Inoltre il Privacy Shield è stato adottato, come si ricorderà, non senza distinguo e perplessità. In particolare come è riferito anche della Autorizzazione in commento, lo Scudo Privacy verrà sottoposto a revisione annuale. In particolare criticità da appianare sono state evidenziate sia nel Parere n. 1/2016 (WP 238) adottato il 13 aprile 2016 dal Gruppo di lavoro istituito dall’art. 29 della direttiva 95/46/CE (di seguito “Gruppo ex Art. 29”) sul livello di protezione offerto dallo “Scudo” e il relativo progetto di decisione, nonché nella Risoluzione del Parlamento europeo del 26 maggio 2016 sui flussi di dati transatlantici [2016/2727 (RSP)] e nelle osservazioni formulate dal Gruppo ex Art. 29, nello “Statement of the Article 29 Working Party” del 29 luglio 2016, in merito alle garanzie offerte e ad alcuni profili concernenti sia gli aspetti commerciali sia il tema dell’accesso e dell’uso da parte delle autorità pubbliche statunitensi dei dati personali trasferiti nell’ambito dello “Scudo” che potranno essere oggetto di ulteriori e successivi chiarimenti in occasione della c.d. First Annual Joint Review prevista dalla citata decisione (cfr. punto 6 della decisione in materia di “Riesame periodico dell’accertamento di adeguatezza”).
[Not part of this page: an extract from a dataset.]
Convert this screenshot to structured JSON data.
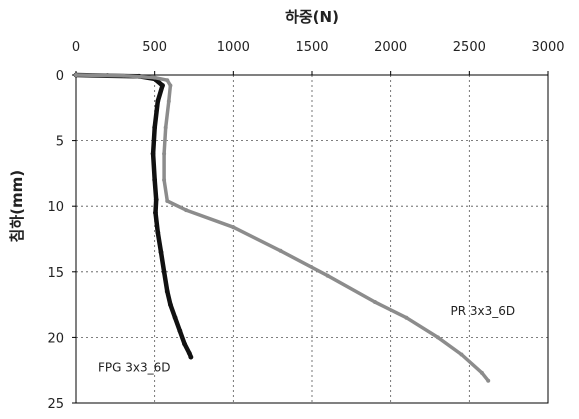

Infatti, come è riportato anche nella Autorizzazione in commento la Commissione europea si è impegnata a sottoporre ad un monitoraggio continuo il funzionamento dello “Scudo” per verificare se gli Stati Uniti continuino a garantire un livello di protezione adeguato dei dati personali trasferiti in tale ambito dall’Unione verso organizzazioni presenti sul territorio statunitense ed entro un anno dalla data di notifica della decisione agli Stati membri e successivamente a cadenza annuale, nonché a seguito dell’entrata in vigore del Regolamento (UE) 2016/679 del Parlamento e del Consiglio del 27 aprile 2016 “relativo alla protezione delle persone fisiche con riguardo al trattamento dei dati personali, nonché alla libera circolazione di tali dati”, la Commissione è tenuta a verificare la persistenza delle predette garanzie negli Stati Uniti in base a tutte le informazioni disponibili, comprese quelle ricevute nell’ambito dell’analisi annuale comune di cui agli allegati I, II e VI (art. 4 della decisione del 12 luglio 2016 n. 2016/1250).
Pertanto chi voglia effettuare trasferimenti sulla sola base del Privacy Shield dovrà seguire attentamente gli esiti delle verifiche operate dalla Commissione ed essere pronto, in caso di esito negativo, a bloccare il trasferimento o operare su una diversa base giuridica.